Logger#

The logger is designed to track key training metrics (including distributed metrics with reductions and timing), as well as providing integration with logging backends like WandB and Tensorboard.

Requirements#

  • Tracking distributed metrics with specified reductions (mean, max, etc.)

  • Tracking distributed timing with (usually) ‘max’ reduction across ranks

  • Logging:

    • WandB

    • Tensorboard

Overall Design#

Since there is a single controller, the single process running the main training loop will gather the metrics and do the logging.

To handle multiple logger backends, we will have a LoggerInterface interface that the TensorboardLogger and WandbLogger will implement:

class LoggerInterface(ABC):
    """Abstract base class for logger backends."""

    @abstractmethod
    def log_metrics(self, metrics: Dict[str, Any], step: int, prefix: Optional[str]: "") -> None:
        """Log a dictionary of metrics."""
        pass

    @abstractmethod
    def log_hyperparams(self, params: dict[str, Any]) -> None:
        """Log dictionary of hyperparameters."""
        pass

A Logger wrapper class will also implement LoggerInterface and maintain a list of loggers to which it delegates writing logs. This will be the main class the user uses in the training loop. Usage example:

# Initialize logger with both wandb and tensorboard enabled
logging_config = {
    "wandb_enabled": True,
    "tensorboard_enabled": False,

    "wandb": {
        "project": "grpo-dev",
        "name": "grpo-dev-logging",
    },
    "tensorboard": {
        "log_dir": "logs",
    },
}
logger = Logger(
    cfg=logger_config,
)

# Log metrics, will go to both wandb and tensorboard
logger.log_metrics({
    "loss": 0.123,
}, step=10)

Validation Pretty Logging#

The logger supports pretty-formatted logging of validation samples to help visualize model outputs during training. This feature is controlled by the num_val_samples_to_print configuration parameter.

logger:
  wandb_enabled: false
  tensorboard_enabled: false
  num_val_samples_to_print: 10

When num_val_samples_to_print is set to a value greater than 0, the logger will generate well-formatted text outputs for the specified number of validation samples. This is particularly useful for:

  1. Quickly inspecting model generation quality during training.
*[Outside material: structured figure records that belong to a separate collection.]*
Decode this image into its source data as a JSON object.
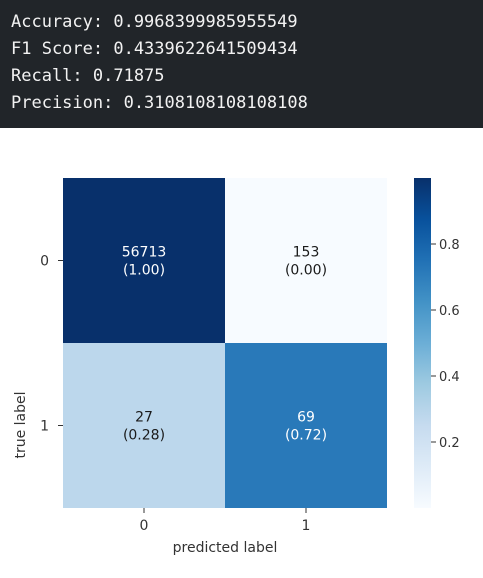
{
  "console": {
    "lines": [
      "Accuracy: 0.9968399985955549",
      "F1 Score: 0.4339622641509434",
      "Recall: 0.71875",
      "Precision: 0.3108108108108108"
    ]
  },
  "chart_data": {
    "type": "heatmap",
    "title": "",
    "xlabel": "predicted label",
    "ylabel": "true label",
    "x_categories": [
      "0",
      "1"
    ],
    "y_categories": [
      "0",
      "1"
    ],
    "matrix": [
      [
        56713,
        153
      ],
      [
        27,
        69
      ]
    ],
    "normalized": [
      [
        1.0,
        0.0
      ],
      [
        0.28,
        0.72
      ]
    ],
    "cell_labels": [
      [
        "56713",
        "153"
      ],
      [
        "27",
        "69"
      ]
    ],
    "cell_sublabels": [
      [
        "(1.00)",
        "(0.00)"
      ],
      [
        "(0.28)",
        "(0.72)"
      ]
    ],
    "colorbar": {
      "colormap": "Blues",
      "range": [
        0.0,
        1.0
      ],
      "ticks": [
        0.2,
        0.4,
        0.6,
        0.8
      ],
      "tick_labels": [
        "0.2",
        "0.4",
        "0.6",
        "0.8"
      ]
    },
    "grid": false,
    "legend": "none"
  }
}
  2. Comparing inputs and outputs side-by-side.

  3. Tracking validation sample performance over time.

Example Output#

When enabled, the pretty logging will generate formatted text similar to:

Validation Pretty Logging Example

GPU Metric Logging#

NeMo RL monitors GPU memory and utilization through system metrics exposed by Ray nodes. While Ray makes these metrics available for tools like Prometheus, NeMo RL directly polls GPU memory and utilization data and logs them to TensorBoard and/or WandB.
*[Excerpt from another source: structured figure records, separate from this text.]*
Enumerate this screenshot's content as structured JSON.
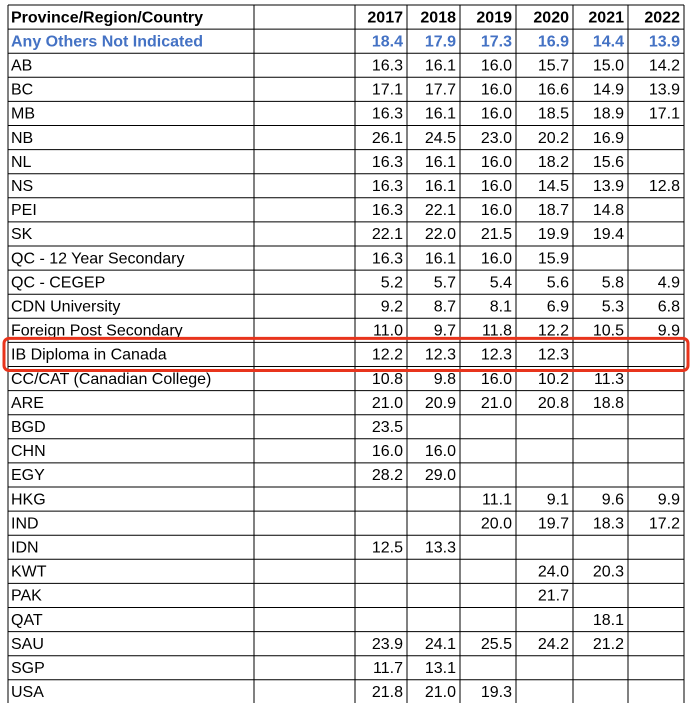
{
  "table": {
    "header": [
      "Province/Region/Country",
      "2017",
      "2018",
      "2019",
      "2020",
      "2021",
      "2022"
    ],
    "rows": [
      {
        "label": "Any Others Not Indicated",
        "values": [
          "18.4",
          "17.9",
          "17.3",
          "16.9",
          "14.4",
          "13.9"
        ]
      },
      {
        "label": "AB",
        "values": [
          "16.3",
          "16.1",
          "16.0",
          "15.7",
          "15.0",
          "14.2"
        ]
      },
      {
        "label": "BC",
        "values": [
          "17.1",
          "17.7",
          "16.0",
          "16.6",
          "14.9",
          "13.9"
        ]
      },
      {
        "label": "MB",
        "values": [
          "16.3",
          "16.1",
          "16.0",
          "18.5",
          "18.9",
          "17.1"
        ]
      },
      {
        "label": "NB",
        "values": [
          "26.1",
          "24.5",
          "23.0",
          "20.2",
          "16.9",
          null
        ]
      },
      {
        "label": "NL",
        "values": [
          "16.3",
          "16.1",
          "16.0",
          "18.2",
          "15.6",
          null
        ]
      },
      {
        "label": "NS",
        "values": [
          "16.3",
          "16.1",
          "16.0",
          "14.5",
          "13.9",
          "12.8"
        ]
      },
      {
        "label": "PEI",
        "values": [
          "16.3",
          "22.1",
          "16.0",
          "18.7",
          "14.8",
          null
        ]
      },
      {
        "label": "SK",
        "values": [
          "22.1",
          "22.0",
          "21.5",
          "19.9",
          "19.4",
          null
        ]
      },
      {
        "label": "QC - 12 Year Secondary",
        "values": [
          "16.3",
          "16.1",
          "16.0",
          "15.9",
          null,
          null
        ]
      },
      {
        "label": "QC - CEGEP",
        "values": [
          "5.2",
          "5.7",
          "5.4",
          "5.6",
          "5.8",
          "4.9"
        ]
      },
      {
        "label": "CDN University",
        "values": [
          "9.2",
          "8.7",
          "8.1",
          "6.9",
          "5.3",
          "6.8"
        ]
      },
      {
        "label": "Foreign Post Secondary",
        "values": [
          "11.0",
          "9.7",
          "11.8",
          "12.2",
          "10.5",
          "9.9"
        ]
      },
      {
        "label": "IB Diploma in Canada",
        "values": [
          "12.2",
          "12.3",
          "12.3",
          "12.3",
          null,
          null
        ]
      },
      {
        "label": "CC/CAT (Canadian College)",
        "values": [
          "10.8",
          "9.8",
          "16.0",
          "10.2",
          "11.3",
          null
        ]
      },
      {
        "label": "ARE",
        "values": [
          "21.0",
          "20.9",
          "21.0",
          "20.8",
          "18.8",
          null
        ]
      },
      {
        "label": "BGD",
        "values": [
          "23.5",
          null,
          null,
          null,
          null,
          null
        ]
      },
      {
        "label": "CHN",
        "values": [
          "16.0",
          "16.0",
          null,
          null,
          null,
          null
        ]
      },
      {
        "label": "EGY",
        "values": [
          "28.2",
          "29.0",
          null,
          null,
          null,
          null
        ]
      },
      {
        "label": "HKG",
        "values": [
          null,
          null,
          "11.1",
          "9.1",
          "9.6",
          "9.9"
        ]
      },
      {
        "label": "IND",
        "values": [
          null,
          null,
          "20.0",
          "19.7",
          "18.3",
          "17.2"
        ]
      },
      {
        "label": "IDN",
        "values": [
          "12.5",
          "13.3",
          null,
          null,
          null,
          null
        ]
      },
      {
        "label": "KWT",
        "values": [
          null,
          null,
          null,
          "24.0",
          "20.3",
          null
        ]
      },
      {
        "label": "PAK",
        "values": [
          null,
          null,
          null,
          "21.7",
          null,
          null
        ]
      },
      {
        "label": "QAT",
        "values": [
          null,
          null,
          null,
          null,
          "18.1",
          null
        ]
      },
      {
        "label": "SAU",
        "values": [
          "23.9",
          "24.1",
          "25.5",
          "24.2",
          "21.2",
          null
        ]
      },
      {
        "label": "SGP",
        "values": [
          "11.7",
          "13.1",
          null,
          null,
          null,
          null
        ]
      },
      {
        "label": "USA",
        "values": [
          "21.8",
          "21.0",
          "19.3",
          null,
          null,
          null
        ]
      }
    ]
  }
}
This approach allows us to offer the same GPU metric tracking on all loggers (not just Wandb) and simplifies the implementation greatly.

This feature is enabled with the monitor_gpus configuration parameter. The frequency of data collection and flushing to the loggers is controlled by the gpu_collection_interval and gpu_flush_interval parameters, both specified in seconds.

logger:
  wandb_enabled: false
  tensorboard_enabled: false
  monitor_gpus: true
  gpu_monitoring:
    collection_interval: 10
    flush_interval: 10

Note

While it is feasible to monitor using remote workers, the implementation requires careful attention to details to ensure:

  • Logs sent back to the driver do not introduce significant overhead.

  • Metrics remain clear and interpretable, avoiding issues like double counting caused by colocated workers.

  • Workers can gracefully flush their logs in case of failure.

  • Logging behaves consistently across TensorBoard and Wandb.

  • Workers that spawn other workers accurately report the total resource usage of any grandchild workers.

Due to these complexities, we opted for a simpler approach: collecting metrics exposed by the Ray metrics server from the driver.